DOCX Converter#

Warning

Deprecated since v0.22.0. DocxConverter will be removed in v1.0.0.

Use a dedicated document conversion library — for example Docling or MarkItDown — to convert files to text, then pass the result to Document via raw_text=....

# Recommended pattern
from contextgem import Document

# text = <result from Docling / MarkItDown / your converter of choice>
document = Document(raw_text=text)

This page is retained as a reference for users on v0.22.x.

ContextGem’s built-in DOCX converter transforms DOCX files into LLM-ready ContextGem document objects.

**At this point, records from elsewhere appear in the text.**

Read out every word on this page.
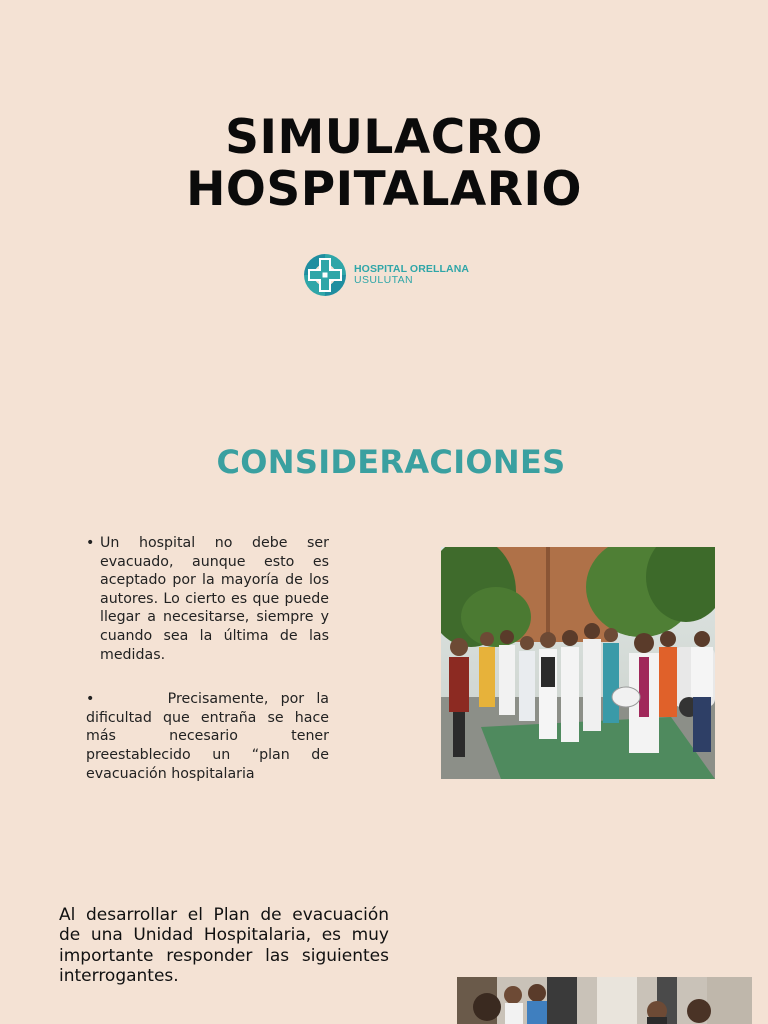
SIMULACRO
HOSPITALARIO
HOSPITAL ORELLANA
USULUTAN
CONSIDERACIONES
• Un hospital no debe ser evacuado, aunque esto es aceptado por la mayoría de los autores. Lo cierto es que puede llegar a necesitarse, siempre y cuando sea la última de las medidas.
•      Precisamente, por la dificultad que entraña se hace más necesario tener preestablecido un “plan de evacuación hospitalaria

Al desarrollar el Plan de evacuación de una Unidad Hospitalaria, es muy importante responder las siguientes interrogantes.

  • 📑 Comprehensive extraction of document elements: paragraphs, headings, lists, tables, comments, footnotes, textboxes, headers/footers, links, embedded images, and inline formatting

  • 🧩 Document structure preservation with rich metadata for improved LLM analysis

  • 🛠️ Built-in converter that directly processes Word XML

🚀 Usage#

from contextgem import DocxConverter

converter = DocxConverter()
document = converter.convert("path/to/file.docx")

🔄 Conversion Process#

The DocxConverter performs the following operations when converting a DOCX file to a ContextGem Document with convert() method:

Elements

Extraction Details

Control Parameter (Default)

Text

Extracts the full document text as raw text, and optionally applies markdown processing and formatting while preserving raw text separately

apply_markdown=True

Paragraphs

Extracts Paragraph objects with rich metadata serving as additional context for LLM (e.g., “Style: Normal, Table: 3, Row: 1, Column: 3, Table Cell”)

Always included

Headings

Preserves heading levels and formats as markdown headings when in markdown mode

Always included

Lists

Maintains list hierarchy, numbering, and formatting with proper indentation and list type information

Always included

Tables

Preserves table structure and formats tables in markdown mode

include_tables=True

Headers & Footers

Captures document headers and footers with appropriate metadata

include_headers=True / include_footers=True

Footnotes

Extracts footnotes with references and preserves connection to original text

include_footnotes=True

Comments

Preserves document comments with author information and timestamps

include_comments=True

Links

Processes and formats hyperlinks, preserving both link text and target URLs

include_links=True

Text Boxes

Extracts text from various text box formats

include_textboxes=True

Inline Formatting

Applies inline formatting such as bold, italic, underline, etc. when in markdown mode

include_inline_formatting=True

Images

Extracts embedded images and converts them to Image objects for further processing with vision models

include_images=True

ℹ️ Current Limitations#

DocxConverter has the following limitations:

  • Drawings such as charts are skipped as it is challenging to represent them in text format.

  • Inline markdown formatting (bold, italic, etc.) and hyperlink formatting are not supported in specially marked sections (headers, footers, footnotes, comments).

  • Extraction of generated table of contents (ToC) is not supported. (A ToC is an automatically generated list of document headings with page numbers that Word creates based on heading styles.)